この街も前までこんなんじゃ無かったのに…。本当にこの戦いは必要なのか。疑問が生まれる。

「ネイサン!早く行くよ!」

リリーが俺を呼んだ。

「分かってるって」

「…どうしたの、 大丈夫?」

はあ…大丈夫な訳あるかよ…こんな命に関わることで浮かれてる奴なんてお前ぐらいだよ。そう言おうとしたがリリーを怒らすとまずいので言わなかった。

「別に。人の心配する位だったら自分を守れよ」

「…そう。じゃあ私、戦わないよ」

…は?

そう言ってリリーは銃を地面に捨てた。一瞬の出来事に理解が遅れた。

「何やってんだよお前!こんな事して馬鹿かよ!」

気づけば自分の口から言葉が出ていた。

「うん、私馬鹿だから」

酷く冷静な返事のリリーは俺に手を差し伸べた。

「ネイサン、一緒に逃げない?」

「は…?」

何処まで勝手なんだよ、この女。

「ははっこんなん上にバレたら死んじまうぞ」

面白おかしくなって思わず笑ってしまった。

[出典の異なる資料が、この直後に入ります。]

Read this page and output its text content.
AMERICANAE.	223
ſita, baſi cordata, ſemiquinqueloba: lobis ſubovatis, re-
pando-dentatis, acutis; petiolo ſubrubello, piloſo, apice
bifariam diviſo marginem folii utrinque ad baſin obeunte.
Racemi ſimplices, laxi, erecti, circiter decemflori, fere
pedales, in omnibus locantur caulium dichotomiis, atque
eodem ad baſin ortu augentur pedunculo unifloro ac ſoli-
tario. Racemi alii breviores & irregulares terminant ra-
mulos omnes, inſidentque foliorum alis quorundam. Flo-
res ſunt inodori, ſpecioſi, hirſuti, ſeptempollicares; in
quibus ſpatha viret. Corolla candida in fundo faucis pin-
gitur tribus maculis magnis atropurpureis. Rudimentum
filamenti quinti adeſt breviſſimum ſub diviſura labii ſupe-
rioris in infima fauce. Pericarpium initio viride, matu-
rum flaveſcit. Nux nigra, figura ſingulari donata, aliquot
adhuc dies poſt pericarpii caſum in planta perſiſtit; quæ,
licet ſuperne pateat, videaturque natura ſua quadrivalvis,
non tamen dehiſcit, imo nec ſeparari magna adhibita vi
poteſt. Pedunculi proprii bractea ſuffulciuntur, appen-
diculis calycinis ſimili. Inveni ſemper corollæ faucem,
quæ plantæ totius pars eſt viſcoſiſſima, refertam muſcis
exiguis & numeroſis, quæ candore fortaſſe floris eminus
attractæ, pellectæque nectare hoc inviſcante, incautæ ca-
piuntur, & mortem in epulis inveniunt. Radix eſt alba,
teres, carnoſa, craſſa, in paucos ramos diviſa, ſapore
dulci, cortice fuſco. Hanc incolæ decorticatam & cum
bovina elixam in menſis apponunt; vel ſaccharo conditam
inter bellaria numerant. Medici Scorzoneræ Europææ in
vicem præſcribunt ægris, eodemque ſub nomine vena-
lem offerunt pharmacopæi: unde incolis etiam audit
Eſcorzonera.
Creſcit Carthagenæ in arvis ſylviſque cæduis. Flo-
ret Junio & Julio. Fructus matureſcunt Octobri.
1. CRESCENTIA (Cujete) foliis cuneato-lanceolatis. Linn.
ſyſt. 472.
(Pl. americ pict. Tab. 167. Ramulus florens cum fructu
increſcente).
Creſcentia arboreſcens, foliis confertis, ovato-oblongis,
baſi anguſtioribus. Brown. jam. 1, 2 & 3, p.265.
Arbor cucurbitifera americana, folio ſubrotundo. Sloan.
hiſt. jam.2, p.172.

こんなに笑ったのは久々だな。

「絶対に裏切んなよお前」

そうして俺は手を出した。

「そっちこそ裏切ったら許さないからね」

冗談混じりでリリーが言う。こいつの笑顔、初めて見た気がする。

この空間に合わない位眩しくて明るい笑顔を見せたリリーと俺は旅に出た。